OLYMPIA – The Washington House of Representatives voted 56-42 today to concur with Senate amendments and send HB 1050, a bill to regulate hydrofluorocarbons (HFCs), to Gov. Inslee’s desk. The Senate passed the bill on April 7 with a vote of 30-19. Sponsored by Rep. Joe Fitzgibbon (D-West Seattle), the bill sets a maximum global warming potential threshold and applies strict regulations for ozone depleting substances to HFCs.
“HFCs are an extremely potent greenhouse gas, and while they are still a small proportion of overall greenhouse gas emissions, their use is growing,” said Fitzgibbon. “This bill is the biggest step the Legislature has taken this year to protect the climate.”
Primarily used in cooling and refrigeration, HFCs are roughly 1,400 times more damaging to the climate than carbon dioxide. The Legislature first regulated HFCs in 2019, but this legislation goes a step farther by officially designating them as an ozone depleting substance and setting maximum thresholds. The bill also directs the Department of Ecology to set up a refrigerant management program to safely manage and dispose of HFCs going forward.

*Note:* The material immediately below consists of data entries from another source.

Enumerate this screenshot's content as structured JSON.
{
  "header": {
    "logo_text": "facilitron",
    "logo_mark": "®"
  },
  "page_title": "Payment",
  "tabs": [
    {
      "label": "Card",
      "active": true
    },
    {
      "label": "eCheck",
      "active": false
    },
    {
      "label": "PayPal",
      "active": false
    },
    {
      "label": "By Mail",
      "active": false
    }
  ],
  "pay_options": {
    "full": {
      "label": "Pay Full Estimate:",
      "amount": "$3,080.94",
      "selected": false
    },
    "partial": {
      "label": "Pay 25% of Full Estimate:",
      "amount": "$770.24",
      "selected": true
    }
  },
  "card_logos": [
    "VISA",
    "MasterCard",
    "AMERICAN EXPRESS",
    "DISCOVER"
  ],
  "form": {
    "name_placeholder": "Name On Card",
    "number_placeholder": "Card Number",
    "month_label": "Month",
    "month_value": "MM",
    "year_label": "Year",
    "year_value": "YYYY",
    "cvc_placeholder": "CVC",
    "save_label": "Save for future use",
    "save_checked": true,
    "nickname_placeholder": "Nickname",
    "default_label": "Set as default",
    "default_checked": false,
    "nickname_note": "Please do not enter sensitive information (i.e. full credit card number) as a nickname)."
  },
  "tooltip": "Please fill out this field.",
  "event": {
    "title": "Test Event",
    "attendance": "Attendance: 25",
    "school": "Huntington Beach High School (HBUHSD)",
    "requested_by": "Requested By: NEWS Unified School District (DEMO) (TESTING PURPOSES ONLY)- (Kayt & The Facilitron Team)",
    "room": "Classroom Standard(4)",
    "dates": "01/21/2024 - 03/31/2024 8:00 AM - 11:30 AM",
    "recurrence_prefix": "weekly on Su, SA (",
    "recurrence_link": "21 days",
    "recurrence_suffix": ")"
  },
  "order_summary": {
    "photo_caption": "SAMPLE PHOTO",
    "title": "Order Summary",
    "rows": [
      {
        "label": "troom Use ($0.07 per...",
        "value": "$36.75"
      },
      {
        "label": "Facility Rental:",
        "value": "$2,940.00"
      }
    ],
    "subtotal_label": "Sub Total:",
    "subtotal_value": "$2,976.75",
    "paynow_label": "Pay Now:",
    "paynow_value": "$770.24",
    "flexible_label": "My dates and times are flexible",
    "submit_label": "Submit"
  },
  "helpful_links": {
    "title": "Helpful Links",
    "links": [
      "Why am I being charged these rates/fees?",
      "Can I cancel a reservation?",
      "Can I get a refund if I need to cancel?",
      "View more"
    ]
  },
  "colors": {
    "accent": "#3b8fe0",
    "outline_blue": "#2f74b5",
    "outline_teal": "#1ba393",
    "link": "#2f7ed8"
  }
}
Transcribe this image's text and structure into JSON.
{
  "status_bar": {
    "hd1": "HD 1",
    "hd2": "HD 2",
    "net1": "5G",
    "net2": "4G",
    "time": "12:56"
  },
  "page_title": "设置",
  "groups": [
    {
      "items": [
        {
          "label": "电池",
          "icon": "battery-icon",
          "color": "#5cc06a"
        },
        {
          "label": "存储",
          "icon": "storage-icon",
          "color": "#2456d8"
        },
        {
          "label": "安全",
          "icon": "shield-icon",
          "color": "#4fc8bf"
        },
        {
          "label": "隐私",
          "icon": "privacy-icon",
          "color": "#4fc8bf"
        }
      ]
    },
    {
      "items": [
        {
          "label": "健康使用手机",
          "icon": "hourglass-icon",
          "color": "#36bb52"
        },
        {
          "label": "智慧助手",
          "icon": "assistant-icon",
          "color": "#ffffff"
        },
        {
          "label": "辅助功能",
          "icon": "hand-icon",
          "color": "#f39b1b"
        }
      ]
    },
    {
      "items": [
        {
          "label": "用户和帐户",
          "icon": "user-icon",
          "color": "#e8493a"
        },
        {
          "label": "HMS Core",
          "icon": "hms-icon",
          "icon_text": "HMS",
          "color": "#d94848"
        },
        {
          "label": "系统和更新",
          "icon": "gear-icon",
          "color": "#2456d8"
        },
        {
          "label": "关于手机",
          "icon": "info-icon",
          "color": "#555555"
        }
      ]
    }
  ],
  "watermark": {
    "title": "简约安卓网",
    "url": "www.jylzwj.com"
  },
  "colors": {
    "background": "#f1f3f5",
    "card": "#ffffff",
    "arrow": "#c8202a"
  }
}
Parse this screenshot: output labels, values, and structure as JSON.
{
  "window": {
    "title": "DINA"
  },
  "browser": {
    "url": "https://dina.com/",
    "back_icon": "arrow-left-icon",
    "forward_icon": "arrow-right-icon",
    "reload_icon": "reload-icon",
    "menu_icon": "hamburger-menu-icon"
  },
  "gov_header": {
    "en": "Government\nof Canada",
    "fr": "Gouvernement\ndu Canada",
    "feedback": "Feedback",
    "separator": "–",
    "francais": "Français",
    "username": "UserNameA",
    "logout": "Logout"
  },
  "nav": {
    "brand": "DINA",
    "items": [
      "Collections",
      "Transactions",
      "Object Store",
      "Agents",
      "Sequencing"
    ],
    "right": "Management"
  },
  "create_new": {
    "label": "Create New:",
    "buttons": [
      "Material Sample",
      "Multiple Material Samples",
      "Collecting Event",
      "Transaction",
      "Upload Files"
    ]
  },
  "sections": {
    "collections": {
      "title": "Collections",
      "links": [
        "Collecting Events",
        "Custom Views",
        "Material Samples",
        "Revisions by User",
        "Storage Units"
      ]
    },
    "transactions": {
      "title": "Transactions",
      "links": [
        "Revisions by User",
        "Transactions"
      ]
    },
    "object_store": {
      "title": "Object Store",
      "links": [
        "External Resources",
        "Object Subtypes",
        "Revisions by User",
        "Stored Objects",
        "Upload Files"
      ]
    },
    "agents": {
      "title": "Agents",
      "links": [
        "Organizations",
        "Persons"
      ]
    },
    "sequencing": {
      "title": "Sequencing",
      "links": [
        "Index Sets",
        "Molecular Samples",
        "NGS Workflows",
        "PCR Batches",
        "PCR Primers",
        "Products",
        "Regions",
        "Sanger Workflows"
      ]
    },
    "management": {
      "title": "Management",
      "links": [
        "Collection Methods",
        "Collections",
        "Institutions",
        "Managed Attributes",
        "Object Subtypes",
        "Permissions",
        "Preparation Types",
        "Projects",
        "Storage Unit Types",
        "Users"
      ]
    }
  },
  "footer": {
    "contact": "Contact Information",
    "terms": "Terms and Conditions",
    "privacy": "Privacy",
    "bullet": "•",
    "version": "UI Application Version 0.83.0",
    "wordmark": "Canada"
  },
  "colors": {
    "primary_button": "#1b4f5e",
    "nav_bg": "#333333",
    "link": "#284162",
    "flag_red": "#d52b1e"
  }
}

“There are safer alternatives to these chemicals. Since we first adopted our standards in 2019, we have seen manufacturers step up to the plate with alternatives, states across the county adopting our legislation, and the US Congress taking bipartisan action to accelerate the transition away from these chemicals,” said Fitzgibbon. “Washington’s policy leadership has not only improved our environmental quality but helped move the entire country towards transitioning away from these dangerous chemicals.”
The reduction called for in HB 1050 will reduce the climate impact of refrigerants used in air conditioners by roughly 70% and in commercial refrigeration systems by around 90%. The bill is modeled on regulations recently approved by the California Air Resources Board.
The US Congress passed a bill in December of 2020 to require a 85% economy wide phase down of the HFC refrigerant supply over the next 15 years. This will avoid the equivalent of over 900 million metric tons of CO2 equivalent by 2035.